Estou apaixonado, e ele é gato!
Até o último sábado, eu costumava dizer: “Eu nunca terei um gato!”. Afirmava isso porque eu… Por que será que eu falava isso, hein? Por ignorância, óbvio! Por desconhecimento, claro! De tanto que ouvia outros desinformados metendo o pau nos gatos e dizendo que os felinos são burros, egoístas e que estão pouco se fodendo para os donos, eu, como um papagaio que repete frases sem sequer averiguar a veracidade delas, continuava a maldizer todos os seres que miam. Até que um troço minúsculo, parecendo decidido a testar os meus reflexos de motorista, apareceu do nada, bem no meio de uma estrada de terra mineira. Puta susto! Quase capotei… Mentira, falei só para elevar os níveis de dramaticidade.
Então a minha namorada – a mesma que morre de medo de mato e de ser atacada por insetos voadores -, sem pensar duas vezes, obrigou-me a parar o carro, e correu destemidamente por entre as moitas para agarrar o pulguento amedrontado que não parou de espernear até que déssemos o gole de leite a ele. “Leite, Ricardo Coiro? Você é idiota?”, você que sabe o mínimo a respeito de nutrição felina me dirá, em tom de bronca. É, minha cara, agora eu sei que não devemos dar leite comum aos bichanos. Mas o que você queria que eu fizesse? Dentro da geladeira da casa em que estávamos só havia leite e cerveja, e o filhotinho visivelmente tentava extrair colostro de todas as minhas extremidades. O bichinho só não comeu o pires porque eu não permiti. E alguns minutos depois, já bem mais calmo e após receber doses cavalares cafuné, ele supreendentemente dormiu sobre meu colo. Capotou.
Olhar para aquele gatinho à beira do ronco e em modo “ronronation” mexeu comigo; assistir àquela deliciosa falta de movimentos assustados – os mesmos que minutos antes chegaram a me parecer imparáveis – trouxe-me paz, bem-estar. Foi amor à primeira cochilada. Amor inesperado, confesso. E de repente eu me senti totalmente responsável por uma vida que, até aquela soneca, para mim era uma fêmea (não vi saco, oras!) ainda sem nome.
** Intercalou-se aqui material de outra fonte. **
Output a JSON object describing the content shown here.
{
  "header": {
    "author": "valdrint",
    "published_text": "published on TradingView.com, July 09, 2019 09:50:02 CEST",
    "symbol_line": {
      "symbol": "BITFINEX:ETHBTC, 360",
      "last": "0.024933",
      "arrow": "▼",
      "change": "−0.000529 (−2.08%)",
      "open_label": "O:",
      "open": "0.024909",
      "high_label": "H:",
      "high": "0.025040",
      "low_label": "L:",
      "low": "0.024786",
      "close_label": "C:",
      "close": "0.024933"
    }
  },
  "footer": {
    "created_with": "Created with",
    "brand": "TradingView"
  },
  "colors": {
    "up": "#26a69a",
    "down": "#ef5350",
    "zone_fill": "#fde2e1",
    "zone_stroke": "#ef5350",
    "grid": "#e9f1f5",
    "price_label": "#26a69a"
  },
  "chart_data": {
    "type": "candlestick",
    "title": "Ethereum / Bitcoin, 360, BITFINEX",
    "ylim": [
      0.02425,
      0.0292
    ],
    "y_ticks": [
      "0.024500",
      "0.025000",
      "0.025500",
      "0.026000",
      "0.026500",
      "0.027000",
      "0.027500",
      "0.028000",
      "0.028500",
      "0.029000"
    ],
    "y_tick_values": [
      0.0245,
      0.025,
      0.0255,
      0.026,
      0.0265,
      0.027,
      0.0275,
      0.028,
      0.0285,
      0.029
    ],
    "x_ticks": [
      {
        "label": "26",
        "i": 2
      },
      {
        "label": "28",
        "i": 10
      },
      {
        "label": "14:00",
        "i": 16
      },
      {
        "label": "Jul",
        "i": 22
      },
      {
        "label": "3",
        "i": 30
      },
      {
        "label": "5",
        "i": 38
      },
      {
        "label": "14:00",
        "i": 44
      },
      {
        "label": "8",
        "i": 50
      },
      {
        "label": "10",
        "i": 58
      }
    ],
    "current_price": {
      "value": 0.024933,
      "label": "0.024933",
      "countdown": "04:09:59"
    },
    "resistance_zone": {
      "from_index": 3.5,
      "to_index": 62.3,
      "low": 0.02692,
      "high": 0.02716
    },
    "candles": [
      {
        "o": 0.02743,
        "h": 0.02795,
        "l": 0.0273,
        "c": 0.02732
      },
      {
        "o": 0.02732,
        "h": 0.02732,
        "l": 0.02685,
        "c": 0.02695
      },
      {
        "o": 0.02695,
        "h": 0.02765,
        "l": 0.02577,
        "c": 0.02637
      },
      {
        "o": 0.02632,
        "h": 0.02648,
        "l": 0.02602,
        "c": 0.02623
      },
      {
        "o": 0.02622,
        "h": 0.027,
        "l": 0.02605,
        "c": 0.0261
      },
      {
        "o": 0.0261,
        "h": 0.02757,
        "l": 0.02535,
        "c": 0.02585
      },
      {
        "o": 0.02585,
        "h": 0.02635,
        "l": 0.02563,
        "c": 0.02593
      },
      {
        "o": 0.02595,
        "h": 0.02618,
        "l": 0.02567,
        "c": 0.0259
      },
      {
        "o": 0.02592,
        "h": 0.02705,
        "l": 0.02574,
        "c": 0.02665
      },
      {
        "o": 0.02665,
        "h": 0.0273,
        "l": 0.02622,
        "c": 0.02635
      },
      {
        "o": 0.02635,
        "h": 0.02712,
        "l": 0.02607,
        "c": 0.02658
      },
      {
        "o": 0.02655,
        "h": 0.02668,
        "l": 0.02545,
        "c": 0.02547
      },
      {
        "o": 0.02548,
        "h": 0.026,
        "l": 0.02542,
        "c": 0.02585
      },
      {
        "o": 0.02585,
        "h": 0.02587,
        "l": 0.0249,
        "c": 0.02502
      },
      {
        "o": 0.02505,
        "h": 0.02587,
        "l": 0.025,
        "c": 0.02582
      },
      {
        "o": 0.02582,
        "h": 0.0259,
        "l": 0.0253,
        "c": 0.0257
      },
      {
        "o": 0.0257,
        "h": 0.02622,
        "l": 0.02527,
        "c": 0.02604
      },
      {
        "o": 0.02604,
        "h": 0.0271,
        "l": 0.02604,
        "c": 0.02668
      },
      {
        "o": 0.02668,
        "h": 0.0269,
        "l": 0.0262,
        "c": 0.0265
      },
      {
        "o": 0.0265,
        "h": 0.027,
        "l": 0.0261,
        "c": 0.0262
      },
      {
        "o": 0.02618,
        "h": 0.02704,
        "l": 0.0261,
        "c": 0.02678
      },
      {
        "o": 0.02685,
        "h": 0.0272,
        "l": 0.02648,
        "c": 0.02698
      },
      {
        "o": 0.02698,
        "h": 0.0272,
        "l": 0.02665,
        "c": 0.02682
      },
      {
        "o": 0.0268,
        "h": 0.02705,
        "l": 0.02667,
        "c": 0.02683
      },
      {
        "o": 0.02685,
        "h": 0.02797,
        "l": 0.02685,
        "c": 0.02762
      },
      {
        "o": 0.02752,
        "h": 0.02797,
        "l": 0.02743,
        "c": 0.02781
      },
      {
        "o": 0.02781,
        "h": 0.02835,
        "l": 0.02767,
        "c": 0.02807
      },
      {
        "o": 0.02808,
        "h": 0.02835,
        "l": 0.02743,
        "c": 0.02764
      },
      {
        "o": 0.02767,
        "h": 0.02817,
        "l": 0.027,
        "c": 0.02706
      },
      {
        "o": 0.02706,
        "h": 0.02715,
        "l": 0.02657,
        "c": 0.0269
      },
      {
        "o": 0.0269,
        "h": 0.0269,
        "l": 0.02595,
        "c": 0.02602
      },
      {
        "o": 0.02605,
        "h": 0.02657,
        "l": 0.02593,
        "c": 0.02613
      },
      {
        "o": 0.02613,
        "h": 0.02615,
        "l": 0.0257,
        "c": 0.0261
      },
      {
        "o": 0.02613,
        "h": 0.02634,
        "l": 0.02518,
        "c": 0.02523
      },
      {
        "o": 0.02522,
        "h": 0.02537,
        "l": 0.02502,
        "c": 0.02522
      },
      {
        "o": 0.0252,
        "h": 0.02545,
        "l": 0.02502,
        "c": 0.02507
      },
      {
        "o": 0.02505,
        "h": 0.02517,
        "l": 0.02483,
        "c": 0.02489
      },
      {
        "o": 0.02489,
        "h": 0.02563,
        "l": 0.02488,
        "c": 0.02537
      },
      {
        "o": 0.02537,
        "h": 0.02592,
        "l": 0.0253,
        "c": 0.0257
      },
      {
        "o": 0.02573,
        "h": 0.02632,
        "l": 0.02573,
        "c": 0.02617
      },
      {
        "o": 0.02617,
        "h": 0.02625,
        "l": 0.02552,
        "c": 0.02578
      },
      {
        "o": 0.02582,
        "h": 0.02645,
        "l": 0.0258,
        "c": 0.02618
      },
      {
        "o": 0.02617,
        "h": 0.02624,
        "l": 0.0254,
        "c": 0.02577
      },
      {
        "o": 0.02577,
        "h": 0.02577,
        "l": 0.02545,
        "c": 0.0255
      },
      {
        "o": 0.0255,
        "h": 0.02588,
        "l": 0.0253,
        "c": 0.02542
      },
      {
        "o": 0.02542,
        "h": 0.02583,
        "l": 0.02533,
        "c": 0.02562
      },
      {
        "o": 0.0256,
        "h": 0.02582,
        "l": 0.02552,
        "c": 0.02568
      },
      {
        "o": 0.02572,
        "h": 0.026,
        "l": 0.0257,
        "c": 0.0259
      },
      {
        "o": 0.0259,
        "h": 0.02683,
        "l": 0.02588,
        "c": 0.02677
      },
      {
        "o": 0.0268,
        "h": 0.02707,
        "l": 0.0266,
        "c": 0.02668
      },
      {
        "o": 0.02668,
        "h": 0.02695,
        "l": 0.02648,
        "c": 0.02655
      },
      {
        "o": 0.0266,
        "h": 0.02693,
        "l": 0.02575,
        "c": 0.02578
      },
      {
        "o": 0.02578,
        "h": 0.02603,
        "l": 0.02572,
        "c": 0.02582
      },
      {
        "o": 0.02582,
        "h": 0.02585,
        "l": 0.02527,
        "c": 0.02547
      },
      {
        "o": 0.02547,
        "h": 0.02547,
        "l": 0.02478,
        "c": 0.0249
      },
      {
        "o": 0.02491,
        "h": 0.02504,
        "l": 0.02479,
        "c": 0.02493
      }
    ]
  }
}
Aí o meu instinto paternal – se é que humanos podem se considerar pais de gatos – aflorou, loucamente. Transformei uma caixa de Skol em cama e uma camiseta em lençol, acordei com os galos para procurar uma ração apropriada, pedi dicas a uma senhorinha que também estava na gôndola de pets do mercado, fiz Tupperware virar banheira, travei batalhas épicas contra um exército de pulgas ninjas, gastei uma nota preta para pagar um veterinário e, por fim, contrariando os limites do meu pequeno salário de escritor e as tantas afirmações idiotas que eu já havia feito acerca dos gatos, decidi que assumiria – sem necessidade de exame de DNA – todas as responsas de pai; resolvi que farei o necessário para que ele tenha uma vida oposta àquela que ele certamente teria se ficasse sozinho naquele mato com cachorros, gaviões e cascavéis e humanos, o quê, às vezes, é bem pior do que qualquer outro predador.
O que mudou em minha vida desde que adotei esse arranhador de móveis? Hoje, além de literatura brasileira e legendas de filmes, eu também leio blogs que dão dicas sobre gatos; tirei uma pinta da coxa achando que se tratava de um carrapato; estou todo arranhado e picado por pulgas; agora eu acordo por causa de miados famintos, e não mais devido às marteladas dos pedreiros que trabalham no andar de cima; não vejo mais os fios elétricos como eu enxergava antes; estou pensando em fazer uma portinha em minha porta para que o gato passe sem abrir caminho aos pernilongos do demo; aprendi o significado da palavra “ronronar”; ganhei furos em camisetas novas; tenho ido à Cobase mais do que vou ao bar e passei a peneirar fezes como se eu estivesse à procura de ouro. Só isso? Claro que não! Estou feliz pra caralho, e essa felicidade agora já tem um nome de acordo com o sexo verdadeiro: Temaki. Ué, não curtiu? Queria que ele se chamasse como? Lucas Lucco? Nem fodendo!
E sempre que olho para o meu pequeno príncipe brincando com uma bolinha de papel ou sentado no topo do sofá da sala de TV, com alegria eu me lembro do que felizmente virei: tornei-me eternamente responsável por aquilo que aprendi a cativar e que tanto me cativa.
Obs: espero que o Temaki se sinta querido quando tiver idade suficiente para ler este texto.